La caractéristique importante du soft power réside dans l’acceptation volontaire et consciente de ses produits par les destinataires. En d’autres termes, la propagande peut être assez évidente et agressive alors que le soft power est plus subtil et plus doux.

Comment l’Asie centrale conçoit-elle son soft power ?

Le Kazakhstan voisin, probablement, surpasse de peu les autres pays de la région dans ses efforts sur l’inclusion d’éléments de soft power dans ses relations internationales. Astana a investi des ressources assez considérables dans la production de récits mondiaux sur le pays. Celui-ci essaye même de profiter de la période de popularité de Borat, en utilisant une phrase clef du film dans le cadre d’une campagne pour la promotion du tourisme.

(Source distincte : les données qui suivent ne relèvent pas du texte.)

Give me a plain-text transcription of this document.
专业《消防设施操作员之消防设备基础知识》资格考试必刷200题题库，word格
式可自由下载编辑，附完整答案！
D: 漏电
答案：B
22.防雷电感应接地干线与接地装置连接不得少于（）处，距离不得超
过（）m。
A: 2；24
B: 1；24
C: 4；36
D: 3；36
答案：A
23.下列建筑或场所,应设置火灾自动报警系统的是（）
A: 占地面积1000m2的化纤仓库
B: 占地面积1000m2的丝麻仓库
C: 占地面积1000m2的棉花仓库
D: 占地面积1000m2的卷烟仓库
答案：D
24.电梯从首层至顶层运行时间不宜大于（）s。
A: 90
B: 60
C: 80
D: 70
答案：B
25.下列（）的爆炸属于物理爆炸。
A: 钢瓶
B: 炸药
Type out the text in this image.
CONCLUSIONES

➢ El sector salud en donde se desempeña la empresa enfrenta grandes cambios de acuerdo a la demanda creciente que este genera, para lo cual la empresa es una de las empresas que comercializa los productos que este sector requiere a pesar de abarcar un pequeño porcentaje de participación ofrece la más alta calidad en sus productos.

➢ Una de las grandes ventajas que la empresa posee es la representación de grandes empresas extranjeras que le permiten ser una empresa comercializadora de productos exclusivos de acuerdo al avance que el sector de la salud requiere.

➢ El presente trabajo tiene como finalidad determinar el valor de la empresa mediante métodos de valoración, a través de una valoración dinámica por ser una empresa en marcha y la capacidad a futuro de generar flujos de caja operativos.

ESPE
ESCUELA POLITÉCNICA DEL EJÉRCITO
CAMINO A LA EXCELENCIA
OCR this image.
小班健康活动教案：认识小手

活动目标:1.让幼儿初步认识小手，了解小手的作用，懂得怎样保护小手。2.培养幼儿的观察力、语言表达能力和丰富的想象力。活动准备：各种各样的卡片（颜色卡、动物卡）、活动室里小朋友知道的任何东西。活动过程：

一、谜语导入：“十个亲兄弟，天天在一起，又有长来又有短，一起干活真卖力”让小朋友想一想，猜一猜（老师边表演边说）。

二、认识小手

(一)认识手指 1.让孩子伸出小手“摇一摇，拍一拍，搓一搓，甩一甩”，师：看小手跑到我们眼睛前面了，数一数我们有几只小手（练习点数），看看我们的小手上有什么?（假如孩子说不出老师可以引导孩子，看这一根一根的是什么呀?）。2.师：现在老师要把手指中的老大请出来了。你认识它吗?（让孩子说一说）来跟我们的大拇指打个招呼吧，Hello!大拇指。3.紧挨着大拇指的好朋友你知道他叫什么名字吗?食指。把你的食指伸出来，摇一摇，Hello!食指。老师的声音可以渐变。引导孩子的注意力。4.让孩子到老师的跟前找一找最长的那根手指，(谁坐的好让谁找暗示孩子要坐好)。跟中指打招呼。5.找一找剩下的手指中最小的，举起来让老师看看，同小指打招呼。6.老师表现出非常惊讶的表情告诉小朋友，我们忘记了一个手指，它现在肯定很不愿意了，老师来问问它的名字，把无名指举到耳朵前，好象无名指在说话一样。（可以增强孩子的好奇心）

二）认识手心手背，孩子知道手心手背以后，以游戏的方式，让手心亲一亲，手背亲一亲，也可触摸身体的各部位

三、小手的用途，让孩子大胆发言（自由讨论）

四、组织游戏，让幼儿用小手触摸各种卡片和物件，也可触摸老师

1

Les efforts du Kazakhstan ont dépassé le cadre du tourisme, puisque le pays a embauché l’ancien Premier ministre britannique Tony Blair et sa société de relations publiques pour la gestion de la réputation du Kazakhstan après le massacre de Janaozen en 2011. Le Kazakhstan construit son travail avec l’image d’une marque nationale, probablement mieux que dans n’importe quel autre pays d’Asie centrale. En dehors de la politique gouvernementale, le Kazakhstan est aussi devenu le centre de la pop-culture de la région, avec la sphère de la Q-pop.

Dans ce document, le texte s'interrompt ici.